Steve Walsh

Personal information
- Full name: Stephen Craig Walsh
- Born: 17 December 1960 (age 65) Dunedin, New Zealand
- Height: 1.84 m (6 ft 0 in)
- Weight: 72 kg (159 lb)
- Spouse: Vivien Binney ​(m. 1993)​

Sport
- Country: New Zealand
- Sport: Track and field
- Event: Long jump

Achievements and titles
- National finals: Long jump champion (1980, 1981, 1982, 1983, 1984, 1985, 1986)

Medal record
Men's Athletics
Representing New Zealand
Commonwealth Games
| Bronze medal – third place | 1982 Brisbane | Long jump |

= Stephen Walsh (athlete) =

New Zealand long jumper

Stephen Craig Walsh (born 17 December 1960) is a retired male long jumper from New Zealand. He competed in the 1982 Commonwealth Games winning bronze, and in 1984 Summer Olympic Games. He won the New Zealand national men's long jump title in seven consecutive years, from 1980 to 1986.

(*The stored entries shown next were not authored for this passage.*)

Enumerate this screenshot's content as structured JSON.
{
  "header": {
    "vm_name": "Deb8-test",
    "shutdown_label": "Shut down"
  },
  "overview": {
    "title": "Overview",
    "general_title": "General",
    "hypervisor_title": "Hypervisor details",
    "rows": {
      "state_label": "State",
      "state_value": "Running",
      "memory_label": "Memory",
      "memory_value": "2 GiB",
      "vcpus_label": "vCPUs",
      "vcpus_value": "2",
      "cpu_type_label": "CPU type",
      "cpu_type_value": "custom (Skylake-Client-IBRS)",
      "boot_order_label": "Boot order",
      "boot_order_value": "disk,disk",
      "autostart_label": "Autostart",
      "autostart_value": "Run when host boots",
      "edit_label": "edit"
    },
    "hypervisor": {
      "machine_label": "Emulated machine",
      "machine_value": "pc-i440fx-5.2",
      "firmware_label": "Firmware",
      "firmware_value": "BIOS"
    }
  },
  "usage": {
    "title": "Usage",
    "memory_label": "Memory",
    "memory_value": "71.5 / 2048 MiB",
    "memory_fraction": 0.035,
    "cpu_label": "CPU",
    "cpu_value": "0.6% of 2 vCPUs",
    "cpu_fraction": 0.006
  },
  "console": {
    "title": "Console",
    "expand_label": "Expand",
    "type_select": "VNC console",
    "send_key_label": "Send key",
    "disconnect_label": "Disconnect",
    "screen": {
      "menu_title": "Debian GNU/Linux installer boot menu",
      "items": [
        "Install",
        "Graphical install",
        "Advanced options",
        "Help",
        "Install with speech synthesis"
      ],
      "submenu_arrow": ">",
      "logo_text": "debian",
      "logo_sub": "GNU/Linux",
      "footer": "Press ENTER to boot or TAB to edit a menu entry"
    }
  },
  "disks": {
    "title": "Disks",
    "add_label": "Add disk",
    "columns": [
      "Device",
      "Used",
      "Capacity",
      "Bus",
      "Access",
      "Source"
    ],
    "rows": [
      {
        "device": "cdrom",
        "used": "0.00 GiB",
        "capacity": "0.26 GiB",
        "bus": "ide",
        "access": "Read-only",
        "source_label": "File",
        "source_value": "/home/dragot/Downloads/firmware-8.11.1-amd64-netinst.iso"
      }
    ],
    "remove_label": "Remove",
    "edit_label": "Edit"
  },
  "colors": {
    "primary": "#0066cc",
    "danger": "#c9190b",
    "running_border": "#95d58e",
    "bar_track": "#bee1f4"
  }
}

Walsh was born in Dunedin on 17 December 1960, and educated at Otago Boys' High School. He went on to study at Auckland Technical Institute from 1981 to 1983, gaining a Diploma of Physiotherapy, and the University of Otago from 1987 to 1991, graduating MB ChB. Between 1984 and 1986, he worked as a physiotherapist at Dunedin Hospital, and after completing his medical studies he worked in general practice. In 1993, Walsh married Vivien Binney.